How tech companies can guard against inaudible command threats
Amazon, Google, and Apple are always working on improvements for their voice assistants, although they don’t typically delve into the technical specifics. A paper presented by the Zhejiang researchers recommends that device microphones be redesigned to limit input from the ultrasonic range that humans can’t hear or to block inaudible commands by identifying and canceling the specific signal that carries them. The authors also suggested harnessing the power of machine learning to recognize the frequencies most likely to be used in inaudible command attacks and to learn the differences between inaudible and audible commands.
In addition to those short-term fixes, scientists and lawmakers will need to address longer-term challenges to the safety and efficacy of voice-recognition technology. In the US right now, there’s no national legislative or regulatory framework for voice data and privacy rights. California was the first state to pass a law limiting the sale and data-mining of consumer voice data, but it only applies to voice data collected through smart televisions.

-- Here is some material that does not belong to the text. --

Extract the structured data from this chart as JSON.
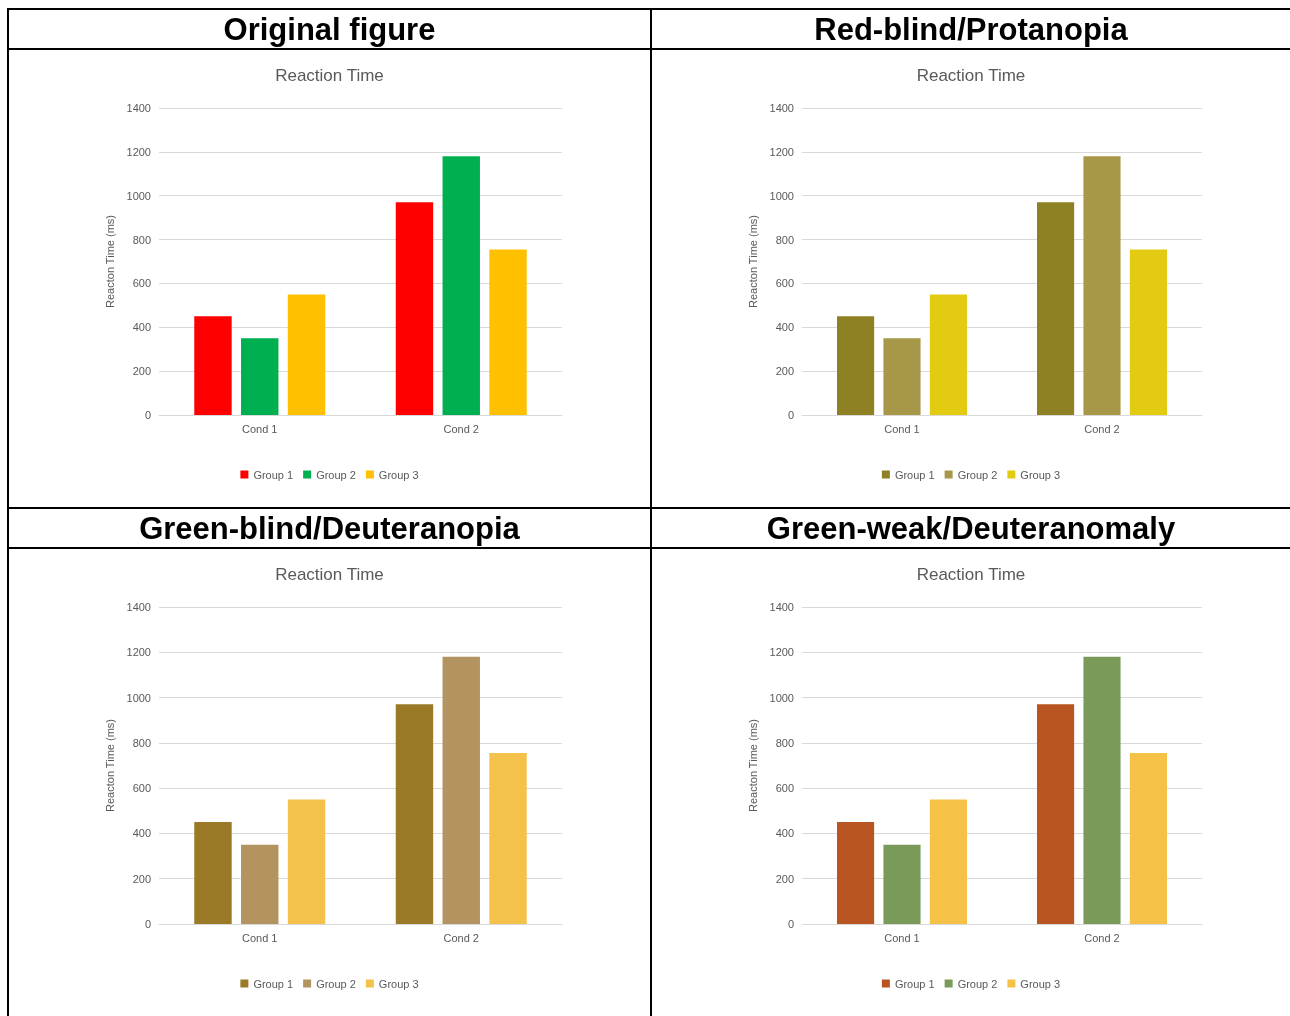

As the number of use cases for voice recognition grows along with the Internet of Things, and as the number of players in the space rises, the risk of voice-data breaches will rise, too. That raises the possibility of fraud committed with recordings of consumers’ voice data. Sharing audio files is much easier and faster than cloning a credit card or using copying someone’s fingerprint with silicone, which means voice data could be valuable to organized criminals. Fraud prevention professionals will need to build and maintain clean, two-way databases of consumer voice data to ensure that companies can recognize legitimate customer contacts. And merchants may need to analyze voices for links to previous fraud incidents when they screen orders.
How to protect your voice-controlled devices
Right now the dangers of voice-command hijacking seem mostly theoretical and isolated, but the recent past has shown us that fraudsters adapt quickly to new technology. It’s wise to follow safety practices that can protect your devices from voice hacking and safeguard your data in other ways, too. Use strong, unique passwords for your IoT devices. Don’t leave your phone unlocked when you’re not using it. PIN-protect your voice assistant tasks that involve your home security, personal data, finances, or health records — or simply don’t link that information to your voice-command devices.
Research into inaudible voice commands and the risks they pose is still relatively new, and the security and tech industries have seen that every new advancement gives bad actors new opportunities. As more researchers shed light on the weak spots in speech-recognition AI, the industry has the opportunity to make its products more secure. In the meantime, it’s up to each of us to protect our devices and be discerning about the types of information we share with Alexa, Siri, Cortana, and other voice assistants.
Rafael Lourenco is Executive Vice President at retail fraud prevention company ClearSale.